Installing VIB on ESXi 8.0 doesn't work, how feasible is repacking the vib with the community tool to support sha-256 gunzip encryption?

esxcli software vib install -v /tmp/w2c-letsencrypt-esxi.vib -f

[ProfileValidationError]
In ImageProfile (Updated) ESXi-8.0.0-20513097-standard, the payload(s) in VIB web-wack-creations_bootbank_w2c-letsencrypt-esxi_1.0.0-0.0.0 does not have sha-256 gunzip checksum. This will prevent VIB security verification and secure boot from functioning properly. Please remove this VIB or please check with your vendor for a replacement of this VIB

Hey there,

I've got both "vSphere Web Access" and "vSphere Web Client" limited to my own IPs, which makes it impossible to pass the challenge automatically, so i've got to disable the firewall in esxi first and then need to execute the script manually and then need to enable the firewall again.

is there some way you can automate this, so your script checks if the firewall for both services is active and disables it before it proceeds to order the certificate? Also it should activate the firewall again when the certificate is installed successfully.

best regards

I upgraded to VMware ESXi 7.0 Update 3i from VMware ESXi 7.0 Update 3g, but it is now keeping Self Signed Cert.

VMware ESXi 7.0 Update 3i uses Client version: 2.1.1.

VMware ESXi 7.0 Update 3g Client version: 1.43.8.

Despite log showing success:

[will@esxi:~] cat /var/log/syslog.log | grep w2c
2022-12-15T23:41:28.191Z jumpstart[2098126]: executing start plugin: w2c-letsencrypt
2022-12-15T23:41:28.194Z .etc.init.d.w2c-letsencrypt[2100127]: Running 'start' action
2022-12-15T23:41:28.212Z .opt.w2c-letsencrypt.renew.sh[2100141]: Starting certificate renewal.
2022-12-15T23:41:28.280Z .opt.w2c-letsencrypt.renew.sh[2100167]: Existing cert for esxi.mydomain.com not issued by Let's Encrypt. Requesting a new one!
2022-12-15T23:41:40.059Z jumpstart[2098126]: w2c-letsencrypt started.
2022-12-15T23:41:44.512Z .opt.w2c-letsencrypt.renew.sh[2100734]: Success: Obtained and installed a certificate from Let's Encrypt.

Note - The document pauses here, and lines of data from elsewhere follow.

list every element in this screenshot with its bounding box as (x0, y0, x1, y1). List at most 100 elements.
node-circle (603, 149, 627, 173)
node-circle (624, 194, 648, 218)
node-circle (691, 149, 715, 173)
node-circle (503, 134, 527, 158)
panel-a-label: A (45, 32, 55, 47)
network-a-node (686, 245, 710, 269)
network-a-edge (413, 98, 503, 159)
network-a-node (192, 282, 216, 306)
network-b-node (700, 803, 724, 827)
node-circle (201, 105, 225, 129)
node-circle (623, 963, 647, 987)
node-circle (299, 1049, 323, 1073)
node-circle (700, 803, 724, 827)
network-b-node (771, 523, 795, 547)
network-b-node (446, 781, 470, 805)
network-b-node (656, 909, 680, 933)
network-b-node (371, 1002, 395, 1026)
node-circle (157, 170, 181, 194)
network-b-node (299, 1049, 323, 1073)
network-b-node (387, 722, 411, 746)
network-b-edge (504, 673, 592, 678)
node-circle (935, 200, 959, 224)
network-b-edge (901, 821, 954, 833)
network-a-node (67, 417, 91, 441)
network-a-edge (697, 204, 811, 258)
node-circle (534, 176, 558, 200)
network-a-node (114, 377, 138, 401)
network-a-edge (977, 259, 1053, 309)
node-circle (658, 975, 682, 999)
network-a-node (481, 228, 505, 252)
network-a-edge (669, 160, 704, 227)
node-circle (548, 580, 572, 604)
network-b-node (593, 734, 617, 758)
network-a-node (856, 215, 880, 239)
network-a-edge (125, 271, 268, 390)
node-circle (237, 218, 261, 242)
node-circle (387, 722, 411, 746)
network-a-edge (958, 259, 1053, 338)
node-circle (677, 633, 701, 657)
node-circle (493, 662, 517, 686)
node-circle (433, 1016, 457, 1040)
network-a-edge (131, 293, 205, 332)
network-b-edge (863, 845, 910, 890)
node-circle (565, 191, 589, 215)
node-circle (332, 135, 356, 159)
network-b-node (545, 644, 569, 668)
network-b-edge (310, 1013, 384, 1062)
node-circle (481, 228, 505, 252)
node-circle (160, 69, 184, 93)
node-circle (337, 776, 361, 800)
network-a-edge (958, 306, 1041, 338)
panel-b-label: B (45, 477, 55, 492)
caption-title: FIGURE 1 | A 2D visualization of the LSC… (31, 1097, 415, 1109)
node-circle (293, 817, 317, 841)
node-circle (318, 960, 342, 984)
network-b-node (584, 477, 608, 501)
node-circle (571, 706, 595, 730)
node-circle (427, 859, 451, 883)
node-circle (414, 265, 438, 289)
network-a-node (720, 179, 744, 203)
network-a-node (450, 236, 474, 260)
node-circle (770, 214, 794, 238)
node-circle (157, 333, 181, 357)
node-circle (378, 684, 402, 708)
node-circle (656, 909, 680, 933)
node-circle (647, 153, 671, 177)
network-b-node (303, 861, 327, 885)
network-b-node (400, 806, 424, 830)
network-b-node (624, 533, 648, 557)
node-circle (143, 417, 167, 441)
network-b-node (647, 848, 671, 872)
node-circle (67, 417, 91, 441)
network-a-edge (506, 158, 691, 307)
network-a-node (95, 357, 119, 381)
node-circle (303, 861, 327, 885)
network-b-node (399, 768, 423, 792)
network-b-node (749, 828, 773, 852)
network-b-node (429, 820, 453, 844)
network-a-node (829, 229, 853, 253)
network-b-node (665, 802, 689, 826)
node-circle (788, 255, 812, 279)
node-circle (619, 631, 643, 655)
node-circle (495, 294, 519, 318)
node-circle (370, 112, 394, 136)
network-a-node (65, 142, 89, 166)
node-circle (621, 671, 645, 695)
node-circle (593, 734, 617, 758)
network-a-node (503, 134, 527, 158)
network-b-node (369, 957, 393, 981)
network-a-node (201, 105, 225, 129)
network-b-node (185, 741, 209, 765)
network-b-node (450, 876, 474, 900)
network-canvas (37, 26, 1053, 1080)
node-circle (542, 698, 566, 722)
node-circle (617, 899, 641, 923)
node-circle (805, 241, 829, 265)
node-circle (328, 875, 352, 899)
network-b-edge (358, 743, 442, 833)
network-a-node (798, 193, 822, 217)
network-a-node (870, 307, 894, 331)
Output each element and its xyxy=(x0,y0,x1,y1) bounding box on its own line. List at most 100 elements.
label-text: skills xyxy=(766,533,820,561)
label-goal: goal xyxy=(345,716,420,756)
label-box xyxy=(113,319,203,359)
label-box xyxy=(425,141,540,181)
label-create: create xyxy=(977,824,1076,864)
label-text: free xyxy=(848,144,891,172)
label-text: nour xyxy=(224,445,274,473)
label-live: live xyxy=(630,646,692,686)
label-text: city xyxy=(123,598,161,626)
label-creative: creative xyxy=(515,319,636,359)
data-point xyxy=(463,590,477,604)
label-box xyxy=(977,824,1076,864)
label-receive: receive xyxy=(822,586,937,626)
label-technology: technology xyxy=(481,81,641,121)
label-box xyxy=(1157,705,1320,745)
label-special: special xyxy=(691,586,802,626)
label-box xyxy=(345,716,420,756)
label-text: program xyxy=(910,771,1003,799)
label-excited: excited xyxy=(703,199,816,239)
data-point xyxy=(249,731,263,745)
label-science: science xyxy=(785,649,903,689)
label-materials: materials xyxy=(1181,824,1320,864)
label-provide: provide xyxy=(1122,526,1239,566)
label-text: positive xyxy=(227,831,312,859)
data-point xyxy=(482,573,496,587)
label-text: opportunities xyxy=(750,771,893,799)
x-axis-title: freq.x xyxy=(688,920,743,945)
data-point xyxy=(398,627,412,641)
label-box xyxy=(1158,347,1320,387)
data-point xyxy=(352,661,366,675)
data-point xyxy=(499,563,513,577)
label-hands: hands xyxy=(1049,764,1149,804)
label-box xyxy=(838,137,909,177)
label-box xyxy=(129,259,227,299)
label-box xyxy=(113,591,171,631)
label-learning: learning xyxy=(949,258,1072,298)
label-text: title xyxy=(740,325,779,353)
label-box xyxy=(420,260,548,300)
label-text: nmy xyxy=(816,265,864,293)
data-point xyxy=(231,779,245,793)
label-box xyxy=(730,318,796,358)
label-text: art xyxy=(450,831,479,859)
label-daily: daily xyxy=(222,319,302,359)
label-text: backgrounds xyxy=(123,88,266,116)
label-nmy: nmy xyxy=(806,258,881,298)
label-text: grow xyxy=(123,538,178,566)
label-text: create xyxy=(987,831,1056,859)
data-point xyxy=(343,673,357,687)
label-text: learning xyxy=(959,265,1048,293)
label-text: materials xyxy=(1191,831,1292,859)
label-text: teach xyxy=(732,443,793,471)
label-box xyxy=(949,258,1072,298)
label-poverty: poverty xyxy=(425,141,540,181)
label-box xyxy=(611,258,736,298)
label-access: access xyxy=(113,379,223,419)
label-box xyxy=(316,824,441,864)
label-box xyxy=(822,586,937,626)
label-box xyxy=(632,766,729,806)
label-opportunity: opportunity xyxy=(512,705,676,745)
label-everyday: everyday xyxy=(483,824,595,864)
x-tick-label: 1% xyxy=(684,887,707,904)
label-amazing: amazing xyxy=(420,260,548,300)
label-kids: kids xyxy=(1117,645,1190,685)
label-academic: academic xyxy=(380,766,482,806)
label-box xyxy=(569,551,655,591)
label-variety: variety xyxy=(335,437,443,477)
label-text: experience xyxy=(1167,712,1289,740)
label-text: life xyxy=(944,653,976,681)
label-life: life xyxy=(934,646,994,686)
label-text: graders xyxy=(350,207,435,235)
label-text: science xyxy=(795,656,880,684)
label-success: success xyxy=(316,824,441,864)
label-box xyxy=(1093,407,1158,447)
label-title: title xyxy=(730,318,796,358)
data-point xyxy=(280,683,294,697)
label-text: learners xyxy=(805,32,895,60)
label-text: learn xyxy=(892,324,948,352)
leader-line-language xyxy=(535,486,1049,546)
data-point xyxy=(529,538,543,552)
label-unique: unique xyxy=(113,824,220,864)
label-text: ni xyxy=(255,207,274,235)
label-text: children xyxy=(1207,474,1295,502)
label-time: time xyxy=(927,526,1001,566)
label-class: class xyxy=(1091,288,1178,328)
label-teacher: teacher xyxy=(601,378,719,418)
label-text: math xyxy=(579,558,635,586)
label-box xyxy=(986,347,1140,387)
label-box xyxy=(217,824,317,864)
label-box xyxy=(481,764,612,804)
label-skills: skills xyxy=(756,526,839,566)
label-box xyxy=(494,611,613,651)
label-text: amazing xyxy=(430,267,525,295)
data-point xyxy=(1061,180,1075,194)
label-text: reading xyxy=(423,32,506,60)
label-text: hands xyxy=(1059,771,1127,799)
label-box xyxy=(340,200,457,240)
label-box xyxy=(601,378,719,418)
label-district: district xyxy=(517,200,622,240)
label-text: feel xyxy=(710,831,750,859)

FYI, Not sure why, but have to use wget --no-check-certificate to grab the file:

[will@esxi:~] wget -O /tmp/w2c-letsencrypt-esxi.vib https://github.com/w2c/letsencrypt-esxi/releases/latest/download/w2c-letsencrypt-esxi.vib
Connecting to github.com (140.82.114.3:443)
wget: error getting response

[will@esxi:~] wget --no-check-certificate -O /tmp/w2c-letsencrypt-esxi.vib https://github.com/w2c/letsencrypt-esxi/releases/latest/download/w2c-letsencrypt-esxi.vib
Connecting to github.com (140.82.114.4:443)
Connecting to github.com (140.82.114.4:443)
Connecting to objects.githubusercontent.com (185.199.109.133:443)
saving to '/tmp/w2c-letsencrypt-esxi.vib'
w2c-letsencrypt-esxi 100% |*********************************************************************************************************************************************************************| 29770  0:00:00 ETA
'/tmp/w2c-letsencrypt-esxi.vib' saved

Upgrade of the script looks good:

[will@esxi:~] esxcli software vib install -v /tmp/w2c-letsencrypt-esxi.vib -f
Installation Result
   Message: The update completed successfully, but the system needs to be rebooted for the changes to be effective.
   Reboot Required: true
   VIBs Installed: web-wack-creations_bootbank_w2c-letsencrypt-esxi_1.1.0-0.0.0
   VIBs Removed: web-wack-creations_bootbank_w2c-letsencrypt-esxi_1.0.0-0.0.0
   VIBs Skipped:
[will@esxi:~] esxcli software vib list | grep w2c
w2c-letsencrypt-esxi           1.0.0-0.0.0                            web-wack-creations  CommunitySupported  2022-09-27
reboot
w2c-letsencrypt-esxi           1.1.0-0.0.0                            web-wack-creations  CommunitySupported  2022-12-15

Well looks like the Let's Encrypt cert is there (Host > Manage > Security & users > Certificates). but the web ui needs to be restarted for it to take effect.

Indeed, I just ran /sbin/services.sh restart and now the web ui is using the certificate.

So looks like this command needs to be ran at the end of the cert install.